Cinema com Rapadura

OPINIÃO   quinta-feira, 09 de agosto de 2018

Virgens Acorrentadas (2018): “não é o tipo de filme que você está pensando”

Com a premissa de fazer uma filme para não ser levado a sério, Paulo Biscaia entrega uma divertida homenagem ao cinema de horror das décadas de 1970/80 sem perder o foco na essência do seu trabalho.

Há um espírito – sem trocadilhos aqui – que envolvia os filmes do diretor Tobe Hooper (“Poltergeist: O Fenômeno”). Sua filmografia costumava não perdoar personagens, que estavam além da monótona dualidade entre serem boas ou más. A maldade precisa se alimentar, mas ela não é a predadora voraz que cerca os mocinhos (como John Carpenter costuma fazer). As personagens de Hooper adentram por opção no espaço que pertence ao mal e então tudo começa. Nesse sentido, não haveria influência mais interessante para Paulo Biscaia Filhos (“Nervo Craniano Zero”) referenciar em seu mais novo filme: o diretor adentra os diversos cenários e clichês criados ao longo de anos no cinema de horror, para criar um material próprio.

Em “Virgens Acorrentadas”, acompanhamos Shane (o estreante Ezekiel Z. Swinford) e sua namorada, Chloe (Kelsey Pribilski, de “Funemployment”), tentando gravar um filme de terror com poucos recursos. Porém, durante as gravações, os donos de uma casa utilizada como locação revelam-se canibais sádicos que pretendem fazer da ficção uma realidade.

A ideia de trazer referências de “filmes de terror b”, buscando influências que vão do próprio Hooper a Sam Raimi (“Uma Noite Alucinante: A Morte do Demônio”), poderia deixar a narrativa cansativa ou pedante. Mas o que vemos é o extremo oposto, já que Biscaia se preocupa em primeiro lugar em realizar a sua própria obra. A direção é focada em contar uma história e no meio do cenário de horror ao qual somos expostos, surgem flashes deste ou daquele filme. E tudo flui naturalmente. Conhecedor do gênero, o diretor passeia pelos clichês do horror e os utiliza com consciência. E assim nos deparamos com um lado cômico, que se beneficia dos absurdos utilizados à exaustão por anos em diversos filmes.

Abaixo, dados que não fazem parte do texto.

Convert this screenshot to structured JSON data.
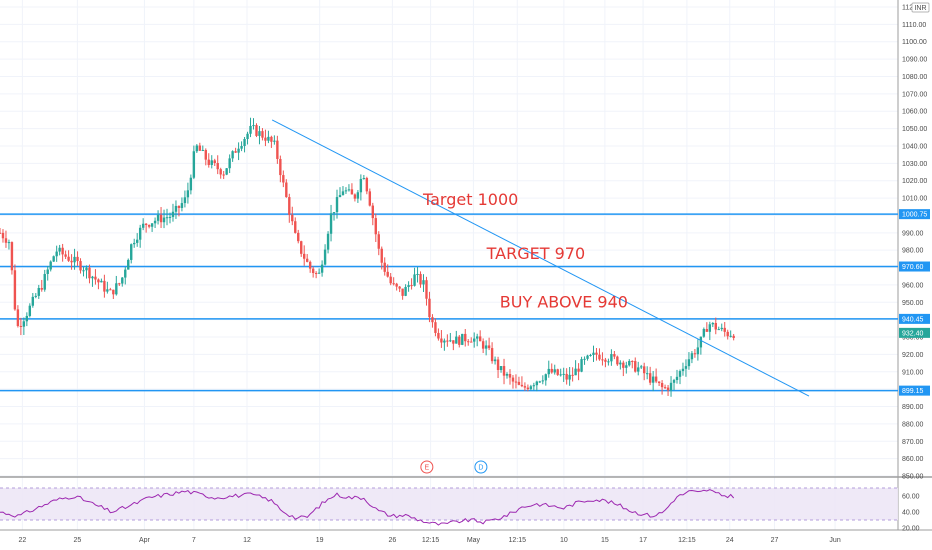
{
  "chart_data": {
    "type": "candlestick",
    "currency": "INR",
    "y_axis": {
      "min": 850,
      "max": 1120,
      "ticks": [
        850,
        860,
        870,
        880,
        890,
        900,
        910,
        920,
        930,
        940,
        950,
        960,
        970,
        980,
        990,
        1000,
        1010,
        1020,
        1030,
        1040,
        1050,
        1060,
        1070,
        1080,
        1090,
        1100,
        1110,
        1120
      ]
    },
    "x_ticks": [
      {
        "label": "22",
        "pos": 0.024
      },
      {
        "label": "25",
        "pos": 0.083
      },
      {
        "label": "Apr",
        "pos": 0.155
      },
      {
        "label": "7",
        "pos": 0.208
      },
      {
        "label": "12",
        "pos": 0.265
      },
      {
        "label": "19",
        "pos": 0.343
      },
      {
        "label": "26",
        "pos": 0.421
      },
      {
        "label": "12:15",
        "pos": 0.462
      },
      {
        "label": "May",
        "pos": 0.508
      },
      {
        "label": "12:15",
        "pos": 0.555
      },
      {
        "label": "10",
        "pos": 0.605
      },
      {
        "label": "15",
        "pos": 0.649
      },
      {
        "label": "17",
        "pos": 0.69
      },
      {
        "label": "12:15",
        "pos": 0.737
      },
      {
        "label": "24",
        "pos": 0.783
      },
      {
        "label": "27",
        "pos": 0.831
      },
      {
        "label": "Jun",
        "pos": 0.896
      }
    ],
    "horizontal_levels": [
      {
        "value": 1000.75,
        "label": "1000.75"
      },
      {
        "value": 970.6,
        "label": "970.60"
      },
      {
        "value": 940.45,
        "label": "940.45"
      },
      {
        "value": 899.15,
        "label": "899.15"
      }
    ],
    "last_price": {
      "value": 932.4,
      "label": "932.40",
      "color": "#26a69a"
    },
    "annotations": [
      {
        "text": "Target 1000",
        "value": 1006,
        "pos": 0.505
      },
      {
        "text": "TARGET 970",
        "value": 975,
        "pos": 0.575
      },
      {
        "text": "BUY ABOVE 940",
        "value": 947,
        "pos": 0.605
      }
    ],
    "trendline": [
      {
        "pos": 0.292,
        "value": 1055
      },
      {
        "pos": 0.868,
        "value": 896
      }
    ],
    "price_path": [
      [
        0.0,
        990
      ],
      [
        0.01,
        985
      ],
      [
        0.018,
        935
      ],
      [
        0.03,
        945
      ],
      [
        0.045,
        960
      ],
      [
        0.06,
        980
      ],
      [
        0.075,
        975
      ],
      [
        0.09,
        970
      ],
      [
        0.105,
        962
      ],
      [
        0.118,
        955
      ],
      [
        0.13,
        962
      ],
      [
        0.142,
        985
      ],
      [
        0.155,
        995
      ],
      [
        0.17,
        998
      ],
      [
        0.185,
        1000
      ],
      [
        0.2,
        1010
      ],
      [
        0.21,
        1040
      ],
      [
        0.225,
        1030
      ],
      [
        0.24,
        1025
      ],
      [
        0.255,
        1040
      ],
      [
        0.27,
        1050
      ],
      [
        0.285,
        1045
      ],
      [
        0.295,
        1040
      ],
      [
        0.305,
        1015
      ],
      [
        0.318,
        985
      ],
      [
        0.332,
        970
      ],
      [
        0.342,
        965
      ],
      [
        0.355,
        1000
      ],
      [
        0.368,
        1015
      ],
      [
        0.38,
        1010
      ],
      [
        0.39,
        1025
      ],
      [
        0.398,
        1005
      ],
      [
        0.408,
        975
      ],
      [
        0.42,
        960
      ],
      [
        0.432,
        955
      ],
      [
        0.445,
        965
      ],
      [
        0.455,
        960
      ],
      [
        0.462,
        940
      ],
      [
        0.472,
        930
      ],
      [
        0.49,
        928
      ],
      [
        0.505,
        930
      ],
      [
        0.52,
        925
      ],
      [
        0.535,
        912
      ],
      [
        0.548,
        905
      ],
      [
        0.56,
        900
      ],
      [
        0.575,
        905
      ],
      [
        0.59,
        910
      ],
      [
        0.61,
        906
      ],
      [
        0.625,
        915
      ],
      [
        0.64,
        920
      ],
      [
        0.655,
        918
      ],
      [
        0.67,
        915
      ],
      [
        0.685,
        912
      ],
      [
        0.7,
        905
      ],
      [
        0.712,
        900
      ],
      [
        0.722,
        903
      ],
      [
        0.735,
        915
      ],
      [
        0.75,
        925
      ],
      [
        0.76,
        938
      ],
      [
        0.77,
        935
      ],
      [
        0.78,
        932
      ],
      [
        0.79,
        932.4
      ]
    ],
    "rsi": {
      "min": 20,
      "max": 80,
      "ticks": [
        20,
        40,
        60
      ],
      "upper": 70,
      "lower": 30,
      "path": [
        [
          0.0,
          40
        ],
        [
          0.02,
          35
        ],
        [
          0.04,
          45
        ],
        [
          0.06,
          55
        ],
        [
          0.08,
          60
        ],
        [
          0.1,
          50
        ],
        [
          0.12,
          40
        ],
        [
          0.14,
          48
        ],
        [
          0.16,
          58
        ],
        [
          0.18,
          62
        ],
        [
          0.2,
          66
        ],
        [
          0.215,
          62
        ],
        [
          0.23,
          58
        ],
        [
          0.25,
          60
        ],
        [
          0.27,
          62
        ],
        [
          0.29,
          55
        ],
        [
          0.305,
          40
        ],
        [
          0.318,
          32
        ],
        [
          0.33,
          34
        ],
        [
          0.345,
          50
        ],
        [
          0.36,
          62
        ],
        [
          0.375,
          58
        ],
        [
          0.39,
          58
        ],
        [
          0.405,
          42
        ],
        [
          0.42,
          35
        ],
        [
          0.435,
          36
        ],
        [
          0.45,
          30
        ],
        [
          0.462,
          26
        ],
        [
          0.475,
          24
        ],
        [
          0.49,
          28
        ],
        [
          0.505,
          30
        ],
        [
          0.52,
          27
        ],
        [
          0.535,
          32
        ],
        [
          0.548,
          38
        ],
        [
          0.56,
          46
        ],
        [
          0.575,
          50
        ],
        [
          0.59,
          48
        ],
        [
          0.605,
          45
        ],
        [
          0.62,
          52
        ],
        [
          0.635,
          56
        ],
        [
          0.65,
          54
        ],
        [
          0.665,
          48
        ],
        [
          0.68,
          40
        ],
        [
          0.7,
          35
        ],
        [
          0.712,
          40
        ],
        [
          0.725,
          58
        ],
        [
          0.74,
          66
        ],
        [
          0.75,
          64
        ],
        [
          0.76,
          68
        ],
        [
          0.77,
          62
        ],
        [
          0.78,
          60
        ],
        [
          0.79,
          60
        ]
      ]
    },
    "events": [
      {
        "label": "E",
        "pos": 0.458,
        "color": "#ef5350"
      },
      {
        "label": "D",
        "pos": 0.516,
        "color": "#2196f3"
      }
    ]
  }
}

O roteiro – escrito por Gary McClain Gannaway, outro conhecedor do gênero – é mais uma pérola. Acompanhamos duas histórias que se integram e se afastam constantemente. De um lado os bastidores, mostrando a dificuldade de se realizar sua própria produção. Do outro, nos deparamos com a realização do filme em si. A maneira como o diretor consegue narrar as duas histórias de forma tão coesa deixam o longa, aparentemente simples, com algumas camadas interessante. Em determinado momento acompanhamos Shane finalizando o terceiro ato, ao mesmo tempo outras personagens estão sendo caçadas pelos donos da casa. A montagem coloca as cenas de forma que o público não sabe se estamos vendo como o roteiro deveria ser, ou se acompanhamos um massacre de fato. Com a conclusão, Biscaia assume o controle dessa ambiguidade, deixando clara sua intenção.

Há décadas o cinema de horror nos oferece obras repletas de sangue, violência e ilustres personagens – Michael Myers, Leatherface, Hellraiser, Jason, os zumbis de George Romero (“A Noite dos Mortos Vivos”), para ficar apenas nos mais conhecidos. Assistir a um filme como “Virgens Acorrentadas” é revisitar os longas que deram vida estas figuras, reconhecendo seu valor histórico, tanto visual quanto narrativo. É também um deleite para quem já se viu na situação de tentar realizar seu próprio longa, pouco importando as dificuldades. A ingenuidade de Shane ao longo do filme é uma divertida aproximação entre realizador e público, cujo resultado consegue provar que mesmo o cinema de gênero tem espaço para renovação.